Am Kilometerstein einhundertachtzehn schaute plötzlich eine junge Frau zu mir herüber. Sie schenkte mir ein zartes Lächeln. Mir schien es, als wollte sie sagen: „Fahr’ du mich durchs Leben! Rette mich!“ Der Gefährte musste ihr Interesse bemerkt haben, denn fortan vermied er den Wagen auf Höhe zu halten. Mit seiner jämmerlichen Eifersucht war er zu spät. Ihr indes wünschte ich den Mut augenblicklich auszusteigen.
Ich riss mich selbst aus der Schieflage meiner Gedanken. Ich war mit mir selbst unversöhnt und hatte mich dabei ertappt, mein Problem zu einem der anderen zu machen. Menschen machten Dinge nicht besser oder schlechter, als ich sie tat. Sie taten sie anders. Ich blickte auf Eve. Sie trug ein weißes Top mit dünnen Trägern. Es war ihr Lieblingsshirt. Sie besaß es gleich mehrfach, in unterschiedlichen Färbungen, doch am liebsten trug sie es bauchnabelfrei in der Farbe der Unschuld. Sie lehnte ihren Kopf ans Seitenfenster und tat so, als schliefe sie. Schwermut beschlich mich. Ich liebte diese Frau, nur war das Glück in der Liebe immer woanders und sicher nicht mit mir. Ich spielte zu lange schon in meinen Taschen mit einer ganzen Hand voll Feuersteine. Noch schrecklicher nämlich war Funken schlagen zu wollen, aber keinen Vulkan vorzufinden. Ihr Kopf lag typischerweise nicht an meiner Schulter. Ihr Ausschnitt gab einen Blick auf ihre kleinen Brüste frei. Ein Schauer der Erregung durchfuhr meine Adern.

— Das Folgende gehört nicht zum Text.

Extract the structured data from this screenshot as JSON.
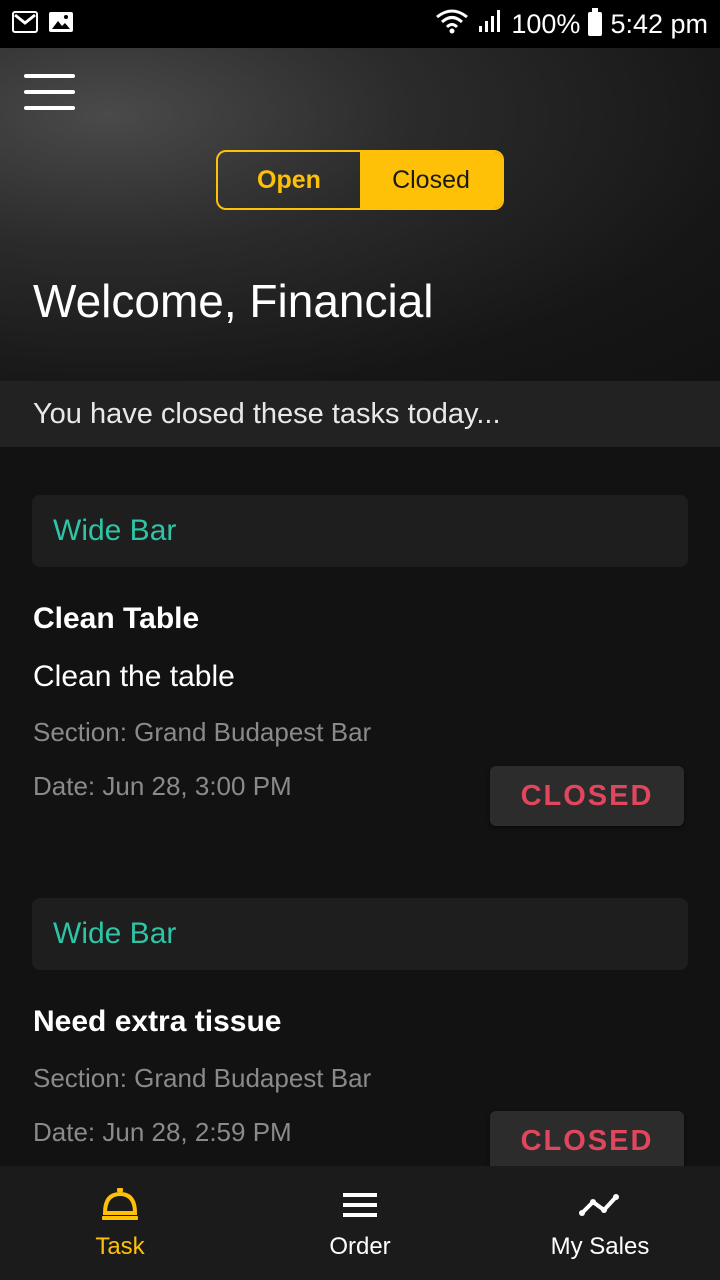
{
  "status_bar": {
    "signal_text": "100%",
    "time": "5:42 pm"
  },
  "header": {
    "toggle": {
      "open_label": "Open",
      "closed_label": "Closed",
      "selected": "Closed"
    },
    "welcome": "Welcome, Financial"
  },
  "subheader": "You have closed these tasks today...",
  "tasks": [
    {
      "location": "Wide Bar",
      "title": "Clean Table",
      "description": "Clean the table",
      "section": "Section: Grand Budapest Bar",
      "date": "Date: Jun 28, 3:00 PM",
      "status": "CLOSED"
    },
    {
      "location": "Wide Bar",
      "title": "Need extra tissue",
      "section": "Section: Grand Budapest Bar",
      "date": "Date: Jun 28, 2:59 PM",
      "status": "CLOSED"
    }
  ],
  "bottom_nav": {
    "items": [
      {
        "label": "Task",
        "icon": "bell-icon",
        "active": true
      },
      {
        "label": "Order",
        "icon": "list-icon",
        "active": false
      },
      {
        "label": "My Sales",
        "icon": "chart-line-icon",
        "active": false
      }
    ]
  },
  "colors": {
    "accent": "#FFC107",
    "location": "#2EC4A6",
    "closed": "#E0475C"
  }
}
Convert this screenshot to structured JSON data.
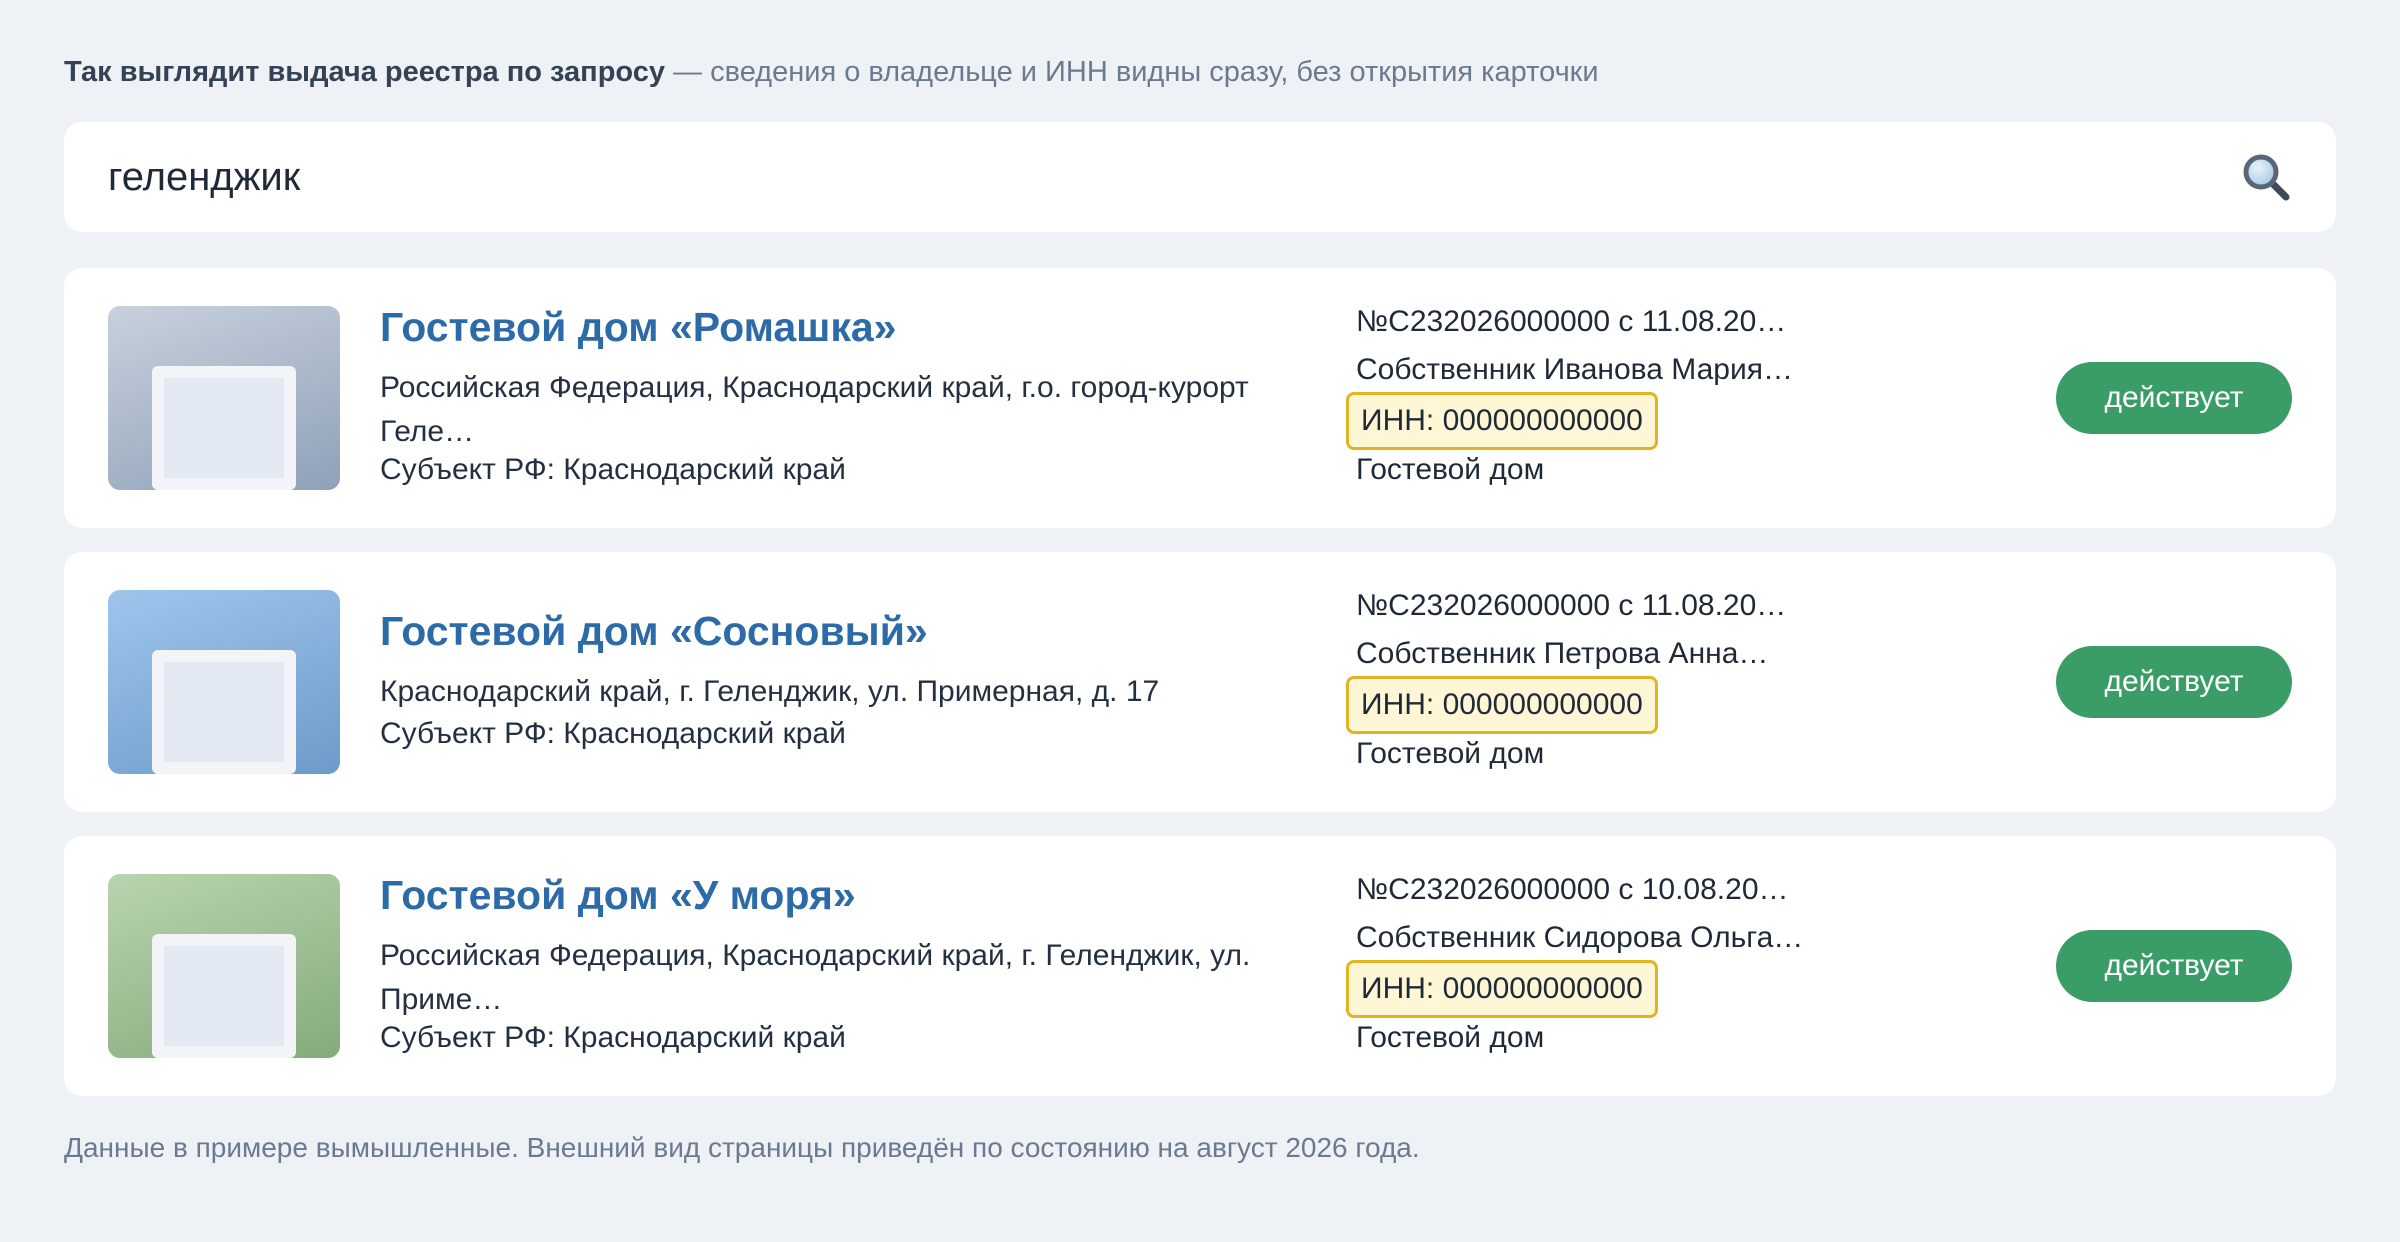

Ich sah sie auf mir sitzen, wie sie mit geschlossenen Augen auf mir herumwippte, und ihre Haare zusätzlich, wie zum doppelten Schutz, vorhangähnlich in ihrem Gesicht hingen. Sie krallte meine Unterarme. Sie zitterte. Sie schwitzte. Sie beugte sich vor, damit ich ihre Brüste küsste. Sie mochte diese Stellung. Sie genoss es. Doch eben nicht mehr. Danach ließ sie mich stets gewähren, fast so, als ginge sie der gemeinsame Flug ins Chaos des Eros nichts mehr an und ihre Rolle darin lag, die Unbeteiligte zu spielen. Eve konnte mich nicht beherrschen, und sie konnte sich mir nicht unterwerfen. Ihr diese Fehlbarkeit zuschreiben zu müssen, war eine schreckliche Qual und zugleich das Geheimnis, das ihre Schönheit verbarg.